FDR first met Jackson, who would go on to gain fame at the Nuremberg trials after the war, in Albany, New York, when Jackson was a young law student and FDR was a freshman senator in the New York State Legislature. Thanks to Jackson’s intense interest in Democratic politics, he made sure to stay in touch with the rising political star, and when FDR became president, Jackson was quite eager to accept FDR’s appointment in 1934 as general counsel in the Treasury Department’s Bureau of Revenue (the forerunner of the IRS). A series of further high-profile appointments within the Justice Department followed, and in July 1941 FDR nominated Jackson as an associate justice of the Supreme Court.2
The president, according to Jackson, seemed in fine spirits that evening. “He mixed some martinis,” Jackson recalled, and seemed cheerful and pleased at the progress of the war.
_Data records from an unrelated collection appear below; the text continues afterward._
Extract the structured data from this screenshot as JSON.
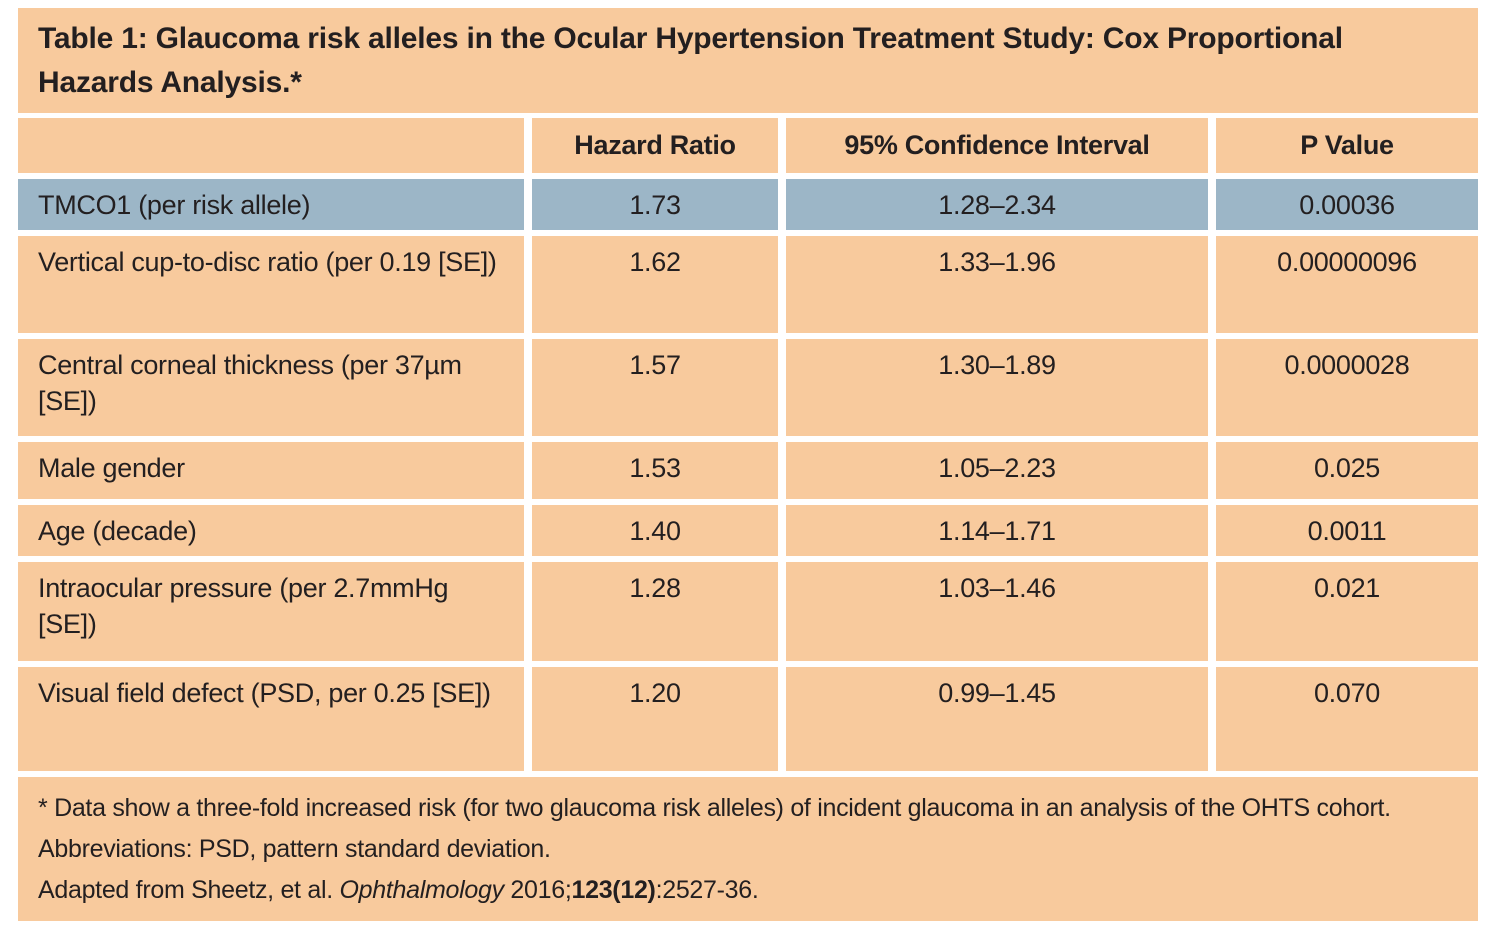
{
  "colors": {
    "background": "#ffffff",
    "peach": "#f8ca9d",
    "blue": "#9cb6c7",
    "text": "#231f20"
  },
  "title": "Table 1: Glaucoma risk alleles in the Ocular Hypertension Treatment Study: Cox Proportional Hazards Analysis.*",
  "table": {
    "headers": {
      "row_label": "",
      "hazard_ratio": "Hazard Ratio",
      "confidence_interval": "95% Confidence Interval",
      "p_value": "P Value"
    },
    "rows": [
      {
        "label": "TMCO1 (per risk allele)",
        "hazard_ratio": "1.73",
        "confidence_interval": "1.28–2.34",
        "p_value": "0.00036",
        "highlighted": true
      },
      {
        "label": "Vertical cup-to-disc ratio (per 0.19 [SE])",
        "hazard_ratio": "1.62",
        "confidence_interval": "1.33–1.96",
        "p_value": "0.00000096",
        "highlighted": false
      },
      {
        "label": "Central corneal thickness (per 37µm [SE])",
        "hazard_ratio": "1.57",
        "confidence_interval": "1.30–1.89",
        "p_value": "0.0000028",
        "highlighted": false
      },
      {
        "label": "Male gender",
        "hazard_ratio": "1.53",
        "confidence_interval": "1.05–2.23",
        "p_value": "0.025",
        "highlighted": false
      },
      {
        "label": "Age (decade)",
        "hazard_ratio": "1.40",
        "confidence_interval": "1.14–1.71",
        "p_value": "0.0011",
        "highlighted": false
      },
      {
        "label": "Intraocular pressure (per 2.7mmHg [SE])",
        "hazard_ratio": "1.28",
        "confidence_interval": "1.03–1.46",
        "p_value": "0.021",
        "highlighted": false
      },
      {
        "label": "Visual field defect (PSD, per 0.25 [SE])",
        "hazard_ratio": "1.20",
        "confidence_interval": "0.99–1.45",
        "p_value": "0.070",
        "highlighted": false
      }
    ]
  },
  "footnotes": {
    "asterisk_note": "* Data show a three-fold increased risk (for two glaucoma risk alleles) of incident glaucoma in an analysis of the OHTS cohort.",
    "abbreviations": "Abbreviations: PSD, pattern standard deviation.",
    "citation": {
      "prefix": "Adapted from Sheetz, et al. ",
      "journal_italic": "Ophthalmology",
      "mid": " 2016;",
      "volume_bold": "123(12)",
      "suffix": ":2527-36."
    }
  }
}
He also retained his sense of humor. As the president was being wheeled into the State Dining Room from the Red Room, where drinks were served, one of his three dogs was lying in his path. Unable to move forward, FDR jocularly quipped, “Somebody move the dog—but not by air!” This remark brought a roar of laughter from all who heard it, owing to the recent (and erroneous) press allegations that his son Elliott had used his status to have his dog Blaze flown across the country on a military aircraft.3
Seated at a table covered with St. Patrick’s baubles—pipes, green hats, shamrocks, and potatoes stuck with small Irish flags—the president and his guests passed a pleasant evening. There was much teasing about FDR’s diplomatic faux pas at entertaining the House of Orange with Irish decorations in front of the Dutch princess. After dinner, the group watched a movie and viewed color-film footage taken during the president’s trip to Yalta and the Middle East with some commentary from FDR on the experience. At about 10:30 p.m., the Jacksons took their leave, but the president, despite the admonitions of his doctors to avoid late nights, continued to converse with Juliana, the Dutch ambassador, and a few of the other guests until 1:00 a.m.
In the meantime, as Justice Jackson drove home that evening his wife Irene suddenly said, “I don’t think we will ever see the President alive again.” “That’s damn nonsense,” Jackson replied; the president may have appeared weary at times, but Jackson did not think “he was in any danger.” Still, his wife—in a pattern that would repeat itself as FDR encountered friends and aides who had not seen him for some time—insisted that from where she was sitting, in full view of his face, she could see that he looked “awfully bad.”4
SUNDAY, MARCH 18, WAS PERHAPS THE QUIETEST DAY FDR SPENT IN Washington during this period in the
Oval Office. He held no appointments, aside from his duties as host of a luncheon in honor of Princess Juliana and fifteen other guests. After that, he and the princess set off on a leisurely afternoon drive in the Virginia countryside. In their initial light conversation, FDR—always proud of his Dutch heritage—inquired after Juliana’s daughter, and FDR’s godchild, Princess Margriet, as well as after Juliana’s parents, Queen Wilhelmina and her husband Prince Henry. He also intimated that at Churchill’s invitation, he and Eleanor hoped to make a trip to England in June. But it was impossible to keep the war at bay. Part of the reason that Juliana was so anxious to visit the White House, in fact, was to pass directly into the president’s hands an eight-page memorandum written by her mother describing the desperate situation in the areas of the Netherlands still under occupation. Not mincing any words, the memorandum detailed the horrific conditions under which the people of Amsterdam, The Hague, Rotterdam, Utrecht, and many other Dutch cities were living, devoid of fuel for the winter and reduced to a diet of one loaf of bread and five potatoes per person, per week.